I however wonder if his appeal to Durkheim might not also lead to another, less welcome conclusion. For the heart of Durkheim’s argument is that societies worship gods who reflect their own social relations. (I would be surprised if Reno did not share my admiration for the great Catholic and Durkheiman Mary Douglas, who has mined this vein systematically). In other words, The “weakened” vision of the good and true in contemporary America, in a Durkheimian view, looks like how our post-modern communities and families are (dis)organized in a diffuse, individualized way. In other words, our problem does have to do with modernity in the West per se. It is then deeper than any set of political solutions from left or right can readily fix.
My second response has to do with a second, related agendum to be found in this book. It is not hard to find elements of a platform for the nascent “national conservative” movement of which Reno is a part. To its anti-immigration, pro-protectionist, populist agenda a few inconvenient truths may be offered. Let me offer a personal example. Half a dozen times per year I attend fiestas after confirmation services for Mexican immigrants in the “flyover” state of Texas. The congregations are patriotic, family oriented, devout Christians. They are more aligned with Reno’s “strengthened” vision than many. How do they lead to the “deconsolidated, fragmented” nation Reno fears could result from immigration? Or does “immigration” function here as a political shibboleth? As to trade, there too a real debate could be had, but so far the protectionism of the present administration has mostly succeeded in hurting the core groups in their base.
Which brings us to the obvious elephant in the middle of Reno’s argument: the Trump administration. He does an understandable en passant move: Trump is but an epiphemenon of working class distress, an occasion to rebuke progressivist excesses. This unwillingness to offer any direct criticism of the President is a by-now all-too-familiar response on our national political scene. But Trump is a genius exactly in weakening truthfulness and the “we’’: alas he is relevant to the thesis of the book. A costly paragraph pointing this out would have strengthened Return of the Strong Gods.

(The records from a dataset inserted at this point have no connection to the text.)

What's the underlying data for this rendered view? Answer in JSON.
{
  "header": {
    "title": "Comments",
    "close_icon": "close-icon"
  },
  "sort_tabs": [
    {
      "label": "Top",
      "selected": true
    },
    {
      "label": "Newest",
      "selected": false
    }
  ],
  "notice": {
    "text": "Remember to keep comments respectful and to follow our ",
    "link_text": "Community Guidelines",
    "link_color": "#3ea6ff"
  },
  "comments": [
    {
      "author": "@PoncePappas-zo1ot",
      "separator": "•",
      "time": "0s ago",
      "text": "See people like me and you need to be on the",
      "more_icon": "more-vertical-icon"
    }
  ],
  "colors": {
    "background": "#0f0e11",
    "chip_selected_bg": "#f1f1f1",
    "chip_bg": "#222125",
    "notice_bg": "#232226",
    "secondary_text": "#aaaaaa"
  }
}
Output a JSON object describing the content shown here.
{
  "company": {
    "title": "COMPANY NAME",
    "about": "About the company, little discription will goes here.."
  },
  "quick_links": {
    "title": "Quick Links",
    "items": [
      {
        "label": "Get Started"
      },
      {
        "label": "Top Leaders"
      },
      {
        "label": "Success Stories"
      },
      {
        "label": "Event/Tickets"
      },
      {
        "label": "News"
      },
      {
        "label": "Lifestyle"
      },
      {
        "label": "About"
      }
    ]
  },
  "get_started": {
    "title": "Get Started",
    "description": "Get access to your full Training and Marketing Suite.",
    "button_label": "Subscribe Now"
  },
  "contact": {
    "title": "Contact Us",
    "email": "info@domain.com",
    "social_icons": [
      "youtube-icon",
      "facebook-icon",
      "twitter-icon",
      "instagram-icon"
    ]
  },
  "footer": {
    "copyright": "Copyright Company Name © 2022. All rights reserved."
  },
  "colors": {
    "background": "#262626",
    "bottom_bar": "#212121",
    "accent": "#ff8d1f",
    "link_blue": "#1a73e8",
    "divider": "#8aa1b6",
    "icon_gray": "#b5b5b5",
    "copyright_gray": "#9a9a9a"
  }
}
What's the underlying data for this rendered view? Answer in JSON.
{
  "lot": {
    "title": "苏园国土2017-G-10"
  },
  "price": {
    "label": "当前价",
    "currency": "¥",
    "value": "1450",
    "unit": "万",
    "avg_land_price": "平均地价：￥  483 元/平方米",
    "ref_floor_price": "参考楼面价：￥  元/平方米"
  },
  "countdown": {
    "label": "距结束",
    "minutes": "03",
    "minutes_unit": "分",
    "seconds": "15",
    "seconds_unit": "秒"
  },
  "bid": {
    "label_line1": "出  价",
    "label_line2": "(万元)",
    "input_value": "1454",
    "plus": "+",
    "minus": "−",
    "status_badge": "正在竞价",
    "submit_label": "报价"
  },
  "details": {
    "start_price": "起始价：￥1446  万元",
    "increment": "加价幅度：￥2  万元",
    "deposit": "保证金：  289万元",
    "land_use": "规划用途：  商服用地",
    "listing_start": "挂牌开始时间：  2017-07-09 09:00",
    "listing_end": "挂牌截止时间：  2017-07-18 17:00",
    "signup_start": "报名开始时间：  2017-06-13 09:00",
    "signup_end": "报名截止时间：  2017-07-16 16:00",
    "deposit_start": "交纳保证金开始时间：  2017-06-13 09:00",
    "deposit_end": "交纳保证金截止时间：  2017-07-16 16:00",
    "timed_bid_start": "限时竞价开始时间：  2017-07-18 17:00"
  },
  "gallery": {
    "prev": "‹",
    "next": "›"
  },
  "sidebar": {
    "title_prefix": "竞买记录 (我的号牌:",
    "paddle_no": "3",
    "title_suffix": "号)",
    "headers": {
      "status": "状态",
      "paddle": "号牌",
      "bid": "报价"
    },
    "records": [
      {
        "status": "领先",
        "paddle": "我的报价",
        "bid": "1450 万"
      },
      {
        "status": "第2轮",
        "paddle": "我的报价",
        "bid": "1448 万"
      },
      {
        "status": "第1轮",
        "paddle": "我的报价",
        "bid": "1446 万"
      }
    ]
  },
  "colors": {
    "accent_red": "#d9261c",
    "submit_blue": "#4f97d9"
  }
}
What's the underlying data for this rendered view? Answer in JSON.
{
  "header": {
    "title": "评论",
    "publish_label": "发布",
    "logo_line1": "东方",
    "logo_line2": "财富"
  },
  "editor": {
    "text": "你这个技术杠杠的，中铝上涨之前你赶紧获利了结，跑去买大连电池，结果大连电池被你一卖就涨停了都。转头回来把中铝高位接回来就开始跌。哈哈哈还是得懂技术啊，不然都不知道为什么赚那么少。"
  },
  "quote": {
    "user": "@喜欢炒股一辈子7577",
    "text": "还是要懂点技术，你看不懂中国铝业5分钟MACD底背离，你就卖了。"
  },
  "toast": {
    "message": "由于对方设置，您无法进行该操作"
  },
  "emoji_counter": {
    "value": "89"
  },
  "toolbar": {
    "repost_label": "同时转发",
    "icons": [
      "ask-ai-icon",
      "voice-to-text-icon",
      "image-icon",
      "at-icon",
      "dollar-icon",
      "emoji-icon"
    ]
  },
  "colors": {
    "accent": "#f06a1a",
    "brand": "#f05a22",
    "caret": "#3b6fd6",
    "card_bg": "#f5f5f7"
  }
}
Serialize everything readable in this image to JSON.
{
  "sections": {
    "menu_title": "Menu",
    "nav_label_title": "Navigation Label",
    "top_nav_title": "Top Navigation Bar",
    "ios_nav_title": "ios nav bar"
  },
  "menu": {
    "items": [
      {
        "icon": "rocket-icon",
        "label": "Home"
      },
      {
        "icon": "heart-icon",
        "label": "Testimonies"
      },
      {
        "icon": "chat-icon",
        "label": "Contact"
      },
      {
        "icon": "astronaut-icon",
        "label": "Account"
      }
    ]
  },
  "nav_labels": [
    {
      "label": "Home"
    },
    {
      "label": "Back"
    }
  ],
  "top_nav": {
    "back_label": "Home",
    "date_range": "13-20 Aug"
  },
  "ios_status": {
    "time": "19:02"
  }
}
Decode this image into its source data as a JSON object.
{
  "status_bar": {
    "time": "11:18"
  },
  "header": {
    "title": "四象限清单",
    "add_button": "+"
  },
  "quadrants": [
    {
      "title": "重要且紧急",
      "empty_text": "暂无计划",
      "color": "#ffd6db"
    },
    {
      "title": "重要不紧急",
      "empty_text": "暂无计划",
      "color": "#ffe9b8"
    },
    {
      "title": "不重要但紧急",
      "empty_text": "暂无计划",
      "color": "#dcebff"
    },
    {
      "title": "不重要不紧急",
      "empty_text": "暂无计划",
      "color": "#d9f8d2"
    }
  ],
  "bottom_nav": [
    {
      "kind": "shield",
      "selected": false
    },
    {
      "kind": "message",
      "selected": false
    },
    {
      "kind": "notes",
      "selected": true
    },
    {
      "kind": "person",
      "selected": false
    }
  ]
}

But let us not end this reflection on so negative a note. Reno knows where the real strengthening is to found, hard slog though it be in post- modernity. The religious congregation, the virtues, micro-solidarity across dividing lines, outposts of the “Benedict Option” against the tide: at this level of on-the-ground realities Reno’s argument illuminates and encourages. As for the national and political, his nascent movement would do better to cleave to the localism of a Yuval Levin than to the acidity of a Tucker Carlson. To be sure, in 2019, the mainlines are culturally compromised, the Catholics scandalized, the evangelicals sold out. Still it is the Church that is, by God’s grace, America’s best hope for the strengthening Reno calls for.
The Rt. Rev. Dr. George Sumner is bishop of the Episcopal Diocese of Dallas.